= Anatolie Tihai =

Bessarabian hieromonk (1839–1893)

Father Anatolie Tihai (23 November 1839 – 1893) was a Romanian hieromonk from Russian Bessarabia who went to Japan in the early 1870s to assist Fr. Nicholas in his missionary work in Japan. Initially, the future St. Nicholas of Japan assigned Fr. Anatolie to his original church in Hakodate on Hokkaido island in northern Japan. During his years in Japan before he returned to Russia due to illness, Archimandrite Anatolie organised and taught schools in Hakodate and Osaka as well as serving as dean of the language school and organizing the Tokyo Orthodox Seminary in Tokyo.

== Life ==
Fr. Anatolie was originally from Bessarabia. He was born 23 November 1839 in Tărăsăuți, Hotin district (later known as Khotinsky Uyezd) in the northern part of Moldova (Bessarabia). He graduated from Chişinău Theological Seminary and from Kiev Theological Academy. He lived on Mount Athos for four years before he was assigned to assist Fr. Nicholas with his mission work in Japan.

The hieromonk Anatolie arrived in Japan during December 1871 while Fr. Nicholas' activities were still centered in Hakodate. After reviewing the status of the missionary effort in Japan with Fr. Anatolie, Fr. Nicholas assigned Fr. Anatolie to the existing parish at Hakodate, thus continuing the community that had formed there. This allowed Fr. Nicholas to move his activities to Edo (Tokyo).

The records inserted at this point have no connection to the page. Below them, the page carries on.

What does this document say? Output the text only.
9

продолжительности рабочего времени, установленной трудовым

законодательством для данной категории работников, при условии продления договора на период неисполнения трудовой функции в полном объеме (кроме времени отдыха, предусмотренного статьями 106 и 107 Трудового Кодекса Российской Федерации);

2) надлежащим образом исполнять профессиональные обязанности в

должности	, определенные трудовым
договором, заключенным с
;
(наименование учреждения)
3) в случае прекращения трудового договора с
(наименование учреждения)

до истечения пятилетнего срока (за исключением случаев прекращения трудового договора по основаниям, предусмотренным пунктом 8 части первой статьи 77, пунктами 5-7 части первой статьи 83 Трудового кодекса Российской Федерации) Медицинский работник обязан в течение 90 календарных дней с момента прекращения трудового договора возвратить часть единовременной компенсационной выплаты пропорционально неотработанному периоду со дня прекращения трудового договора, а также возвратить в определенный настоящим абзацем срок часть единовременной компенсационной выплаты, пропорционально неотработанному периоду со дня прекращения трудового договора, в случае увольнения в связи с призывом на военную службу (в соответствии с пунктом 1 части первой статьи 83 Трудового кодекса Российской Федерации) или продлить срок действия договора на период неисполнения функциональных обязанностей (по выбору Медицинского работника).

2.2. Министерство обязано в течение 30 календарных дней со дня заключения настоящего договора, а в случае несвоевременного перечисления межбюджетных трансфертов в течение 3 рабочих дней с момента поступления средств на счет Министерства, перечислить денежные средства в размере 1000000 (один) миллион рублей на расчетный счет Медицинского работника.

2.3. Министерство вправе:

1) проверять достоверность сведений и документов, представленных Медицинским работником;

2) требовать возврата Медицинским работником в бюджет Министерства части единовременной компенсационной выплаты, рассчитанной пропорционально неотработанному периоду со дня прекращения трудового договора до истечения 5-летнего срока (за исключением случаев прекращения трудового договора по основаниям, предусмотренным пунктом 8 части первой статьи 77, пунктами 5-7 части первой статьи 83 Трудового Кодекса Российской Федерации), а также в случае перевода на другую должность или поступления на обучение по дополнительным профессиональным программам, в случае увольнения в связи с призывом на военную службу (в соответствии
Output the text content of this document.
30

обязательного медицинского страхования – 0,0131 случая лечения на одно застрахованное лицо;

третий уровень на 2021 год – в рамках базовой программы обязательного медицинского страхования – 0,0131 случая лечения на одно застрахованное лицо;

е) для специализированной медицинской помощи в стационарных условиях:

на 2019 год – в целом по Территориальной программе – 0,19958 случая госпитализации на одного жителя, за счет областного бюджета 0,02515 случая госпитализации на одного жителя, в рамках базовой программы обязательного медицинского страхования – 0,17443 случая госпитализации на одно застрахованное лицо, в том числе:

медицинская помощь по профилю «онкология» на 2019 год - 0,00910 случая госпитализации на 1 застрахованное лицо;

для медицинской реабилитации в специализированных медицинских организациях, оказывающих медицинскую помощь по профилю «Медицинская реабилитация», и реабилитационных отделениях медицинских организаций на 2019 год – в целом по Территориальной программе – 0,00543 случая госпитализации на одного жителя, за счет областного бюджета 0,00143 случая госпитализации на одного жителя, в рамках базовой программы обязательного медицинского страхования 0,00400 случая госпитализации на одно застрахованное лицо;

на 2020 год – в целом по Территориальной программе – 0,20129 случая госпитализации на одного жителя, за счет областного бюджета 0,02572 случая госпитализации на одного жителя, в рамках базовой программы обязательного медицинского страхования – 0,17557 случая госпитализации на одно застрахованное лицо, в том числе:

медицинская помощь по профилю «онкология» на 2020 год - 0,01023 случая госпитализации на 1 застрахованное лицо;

In 1873, Fr. Anatolie established the Motomachi Orthodox Primary School in Hakodate where he taught for the next seven years. By 1880, the school had an enrollment of 300. In 1880, Fr. Anatolie was raised to the rank of Archimandrite and also was called by Bp. Nicholas to come to the Kanda Surugadai headquarters in Tokyo to become the dean of the language school and the newly organised seminary. Here he taught theology to the seminarians and assisted Bp. Nicholas. As the Mission expanded, Fr. Anatolie was assigned in 1882 to organise a mission school in Osaka.

In the late 1880s Archimandrite Anatolie's health began to fail, and in the summer of 1890 he returned to Russia where he reposed in 1893.